Bahreïn.
Des opposants chiites accusés de fomenter un complot pour
renverser la monarchie ont été arrêtés cette semaine. Cette
affaire remet sur le tapis le conflit latent entre la
majorité chiite et la minorité sunnite au pouvoir.
Les chiites dans le collimateur
C’est
sur fond de tensions confessionnelles à l’approche des
élections générales prévues pour fin octobre que les
autorités bahreïnies ont accusé 23 opposants chiites de
préparer un complot visant à faire chuter la monarchie
sunnite. Ces militants ont été inculpés samedi de «
formation d’un réseau terroriste » visant à renverser le
régime. Selon les autorités, ils auraient tenu des réunions
secrètes à Bahreïn et à l’étranger afin de « changer le
régime politique à travers des moyens illégaux », a rapporté
l’agence officielle BNA. Dix personnes, décrites comme les «
chefs du réseau terroriste », ont été inculpées pour avoir «
sapé la sécurité nationale ». Aucune date n’a encore été
communiquée quant à l’ouverture de leur procès. Parmi les
inculpés, Abdeljalil Al-Singace,
un leader du groupe d’opposition Haq, est accusé d’avoir
formé et « dirigé un réseau illégitime (...) des cellules de
sabotage (...) d’avoir contacté des organisations étrangères
et fourni des informations fausses (...) sur le royaume ».

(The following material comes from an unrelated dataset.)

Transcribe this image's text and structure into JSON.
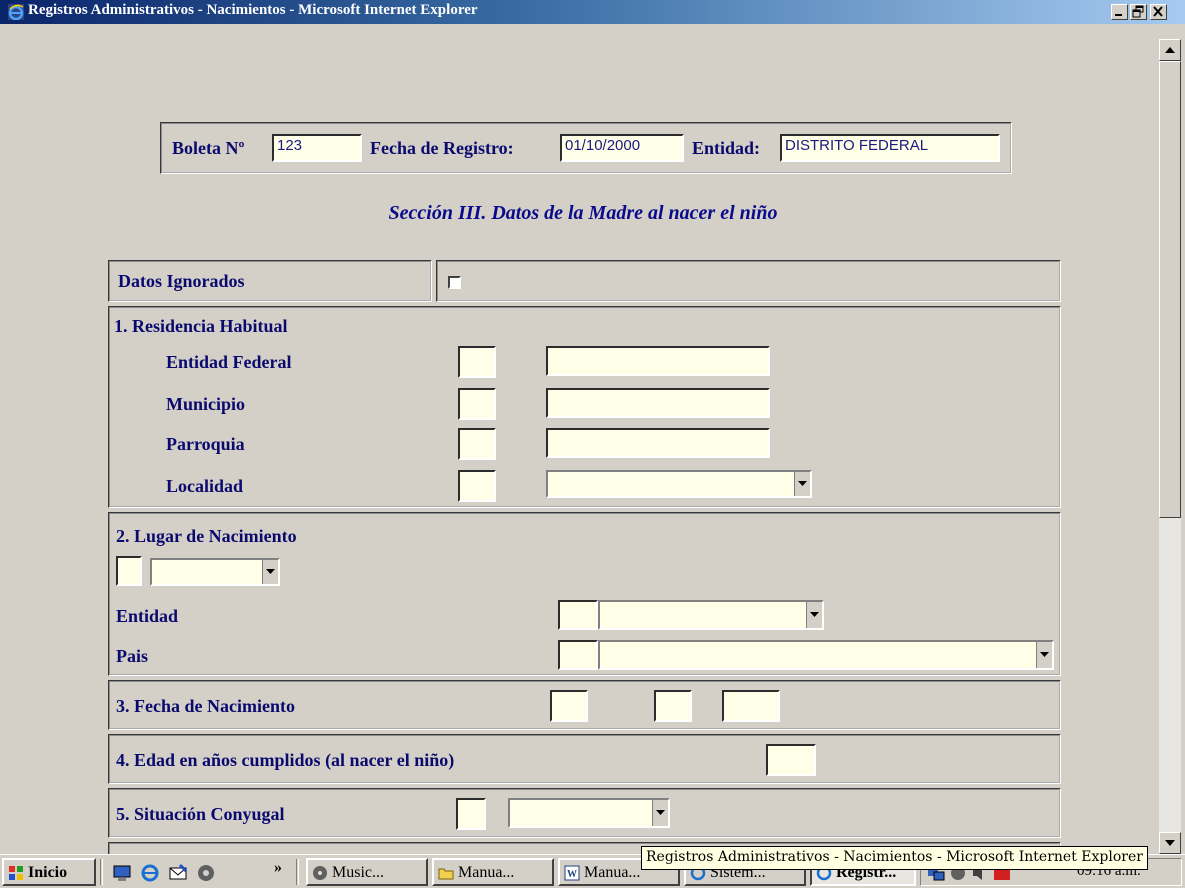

Sept autres personnes, arrêtées à la mi-août comme M.
Singace, ont été inculpées pour
les mêmes raisons. Il s’agit de Mohamad Saïd, un dirigeant
du Centre pour les droits de l’Homme de Bahreïn, ainsi que
deux religieux chiites, cheikh Mohamad Al-Moqdad
(connu sous le nom de Habib Mansour Al-Safaf)
et cheikh Saïd Al-Nouri. Deux
des accusés, Hussein Machaimaa,
secrétaire général de Haq, et Saïd Al-Chihabi,
secrétaire général du Mouvement de liberté islamique, n’ont
pu être arrêtés car ils se trouvent « hors du pays ». Le
Haq, également appelé Mouvement des Libertés et de la
Démocratie (MLD), est un groupe dissident de la principale
formation chiite, l’Association pour l’Entente Nationale
Islamique (AENI). Treize autres chiites sont inculpés
d’avoir « rejoint (...) le réseau (...) qui vise à renverser
le gouvernement et changer le régime politique et social de
l’Etat (...) par des moyens illégaux ». La plupart de ces
personnes sont membres du Haq.
Le chef de l’AENI, cheikh Ali Salmane,
avait averti le 22 août que ces arrestations menées depuis
le 13 août risquaient de conduire à « plus de violences ».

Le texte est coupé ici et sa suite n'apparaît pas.